ジョン・ダン『死よ、騎るなかれ』(Death Be Not Proud)を読んで

 いまさらながらに揚言するなら、形而上詩人ジョン・ダンの作品は見事だ。
この17世紀の英国詩人は聖職者にして伊達な通人、武骨者でありながら思想家だった。

 『死よ、騎るなかれ』は不可避の宿命たる死へ挑戦状というべきものであろう。レトリックを駆使して詩人は恐るべき死に雄々しく立ち向かう。咎めだてする相手が相手だけにありきたりの表現力では、かえって卑小な自分がいるだけに終わってしまう。
 そこは形而上学詩人。
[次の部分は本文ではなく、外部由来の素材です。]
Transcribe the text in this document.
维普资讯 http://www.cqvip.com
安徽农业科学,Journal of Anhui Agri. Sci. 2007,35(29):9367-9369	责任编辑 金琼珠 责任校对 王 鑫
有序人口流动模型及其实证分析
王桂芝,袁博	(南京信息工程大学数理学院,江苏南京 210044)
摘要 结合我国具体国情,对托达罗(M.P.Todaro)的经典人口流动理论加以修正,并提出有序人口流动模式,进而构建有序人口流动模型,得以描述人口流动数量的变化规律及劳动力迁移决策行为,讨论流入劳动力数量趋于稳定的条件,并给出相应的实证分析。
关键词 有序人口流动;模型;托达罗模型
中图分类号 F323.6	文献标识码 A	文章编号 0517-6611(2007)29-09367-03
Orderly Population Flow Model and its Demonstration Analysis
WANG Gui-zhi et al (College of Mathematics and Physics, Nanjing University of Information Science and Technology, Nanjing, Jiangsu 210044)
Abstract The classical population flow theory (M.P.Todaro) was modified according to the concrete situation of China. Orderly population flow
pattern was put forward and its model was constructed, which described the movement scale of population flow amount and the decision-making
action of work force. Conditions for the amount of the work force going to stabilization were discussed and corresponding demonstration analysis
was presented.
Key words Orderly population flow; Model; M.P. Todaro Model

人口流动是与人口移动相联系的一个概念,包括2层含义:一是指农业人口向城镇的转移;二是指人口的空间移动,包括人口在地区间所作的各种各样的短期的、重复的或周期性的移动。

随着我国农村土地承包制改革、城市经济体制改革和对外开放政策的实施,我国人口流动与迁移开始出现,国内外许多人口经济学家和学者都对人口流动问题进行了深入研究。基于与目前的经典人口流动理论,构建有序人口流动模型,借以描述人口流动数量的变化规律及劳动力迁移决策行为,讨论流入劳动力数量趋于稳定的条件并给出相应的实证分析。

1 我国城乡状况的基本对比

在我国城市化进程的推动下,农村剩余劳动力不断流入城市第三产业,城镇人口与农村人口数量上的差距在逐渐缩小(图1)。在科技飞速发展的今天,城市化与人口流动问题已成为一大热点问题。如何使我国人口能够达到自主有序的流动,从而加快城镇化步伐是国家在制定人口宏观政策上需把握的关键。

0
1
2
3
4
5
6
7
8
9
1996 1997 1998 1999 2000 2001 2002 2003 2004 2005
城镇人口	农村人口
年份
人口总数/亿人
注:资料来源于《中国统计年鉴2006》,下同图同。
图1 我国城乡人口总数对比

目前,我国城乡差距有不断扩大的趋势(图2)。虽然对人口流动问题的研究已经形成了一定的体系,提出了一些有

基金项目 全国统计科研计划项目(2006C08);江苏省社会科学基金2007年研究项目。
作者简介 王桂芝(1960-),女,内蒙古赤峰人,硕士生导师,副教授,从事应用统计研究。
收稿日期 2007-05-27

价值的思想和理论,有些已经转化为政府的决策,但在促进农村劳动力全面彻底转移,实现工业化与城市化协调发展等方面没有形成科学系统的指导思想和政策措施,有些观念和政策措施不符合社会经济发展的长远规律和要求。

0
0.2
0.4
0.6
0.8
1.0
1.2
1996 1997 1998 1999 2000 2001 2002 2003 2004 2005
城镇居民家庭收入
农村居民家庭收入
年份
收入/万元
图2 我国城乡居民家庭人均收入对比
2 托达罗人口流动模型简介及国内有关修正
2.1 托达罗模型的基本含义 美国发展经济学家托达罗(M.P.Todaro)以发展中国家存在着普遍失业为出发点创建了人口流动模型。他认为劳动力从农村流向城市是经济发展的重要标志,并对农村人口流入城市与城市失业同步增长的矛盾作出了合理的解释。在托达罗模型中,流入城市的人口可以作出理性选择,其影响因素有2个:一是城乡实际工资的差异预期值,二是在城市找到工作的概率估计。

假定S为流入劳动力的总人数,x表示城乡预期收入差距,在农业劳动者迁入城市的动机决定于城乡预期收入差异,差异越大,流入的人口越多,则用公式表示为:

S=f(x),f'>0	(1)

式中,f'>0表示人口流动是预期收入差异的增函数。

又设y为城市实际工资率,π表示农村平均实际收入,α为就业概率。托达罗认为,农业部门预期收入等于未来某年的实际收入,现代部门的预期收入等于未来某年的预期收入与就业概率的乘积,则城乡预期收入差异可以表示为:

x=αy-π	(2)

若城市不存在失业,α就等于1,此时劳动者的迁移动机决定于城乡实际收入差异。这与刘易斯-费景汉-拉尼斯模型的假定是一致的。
華麗な直喩と隠喩の離れ業をやってのける。現象界を離れること三千里、死というコロッサスを揶揄、幻惑、翻弄するのだ。

 死よ、騎るなかれ、たとえ皆が貴公を強大で畏怖すべき者と
 呼んだとしても、貴公はそんな大それた者ではない。

 この詩句で始まるのは有名だろう。

 そして、末期の一句は鮮やかだ。

One short sleep past,we wake eternally,
And death shall be no more. Death,thou shalt die.

「しばしの死の眠りの後、我らは永遠の目覚めを迎える。
 そうなれば、死よ、貴公は死すべきものとなるしかないのだ」

 キリスト教徒の信念の優位性がこの一句に凝縮されている。仏教徒にはこのような積極性を期待できない。

 手軽に読める対訳版。英語・英詩の魅力というはこういう本でこそ味わえる。

対訳 ジョン・ダン詩集―イギリス詩人選〈2〉 (岩波文庫)

対訳 ジョン・ダン詩集―イギリス詩人選〈2〉 (岩波文庫)

 エリオットもダンを賞賛している。

エリオット全集 4 詩人論

エリオット全集 4 詩人論

 注目すべき形而上詩人というグループについては成書は少ない。この本、大昔に拾いヨミ的に読んだ。今では、pdfになってディスクの奥に眠っているはず。

神秘思想と形而上詩人達 (1976年)

神秘思想と形而上詩人達 (1976年)



 同じジョンだが、20世紀のジャーナリストであるジョン・ガンサーの闘病記のほうが日本では有名だろう。もちろん、ジョン・ダンの詩を踏まえたタイトルだ。古い本だ。今でも引用されることは多いのは、この種書物の古典だからだろう。ジョン・ダンの詩と合わせて読みたい。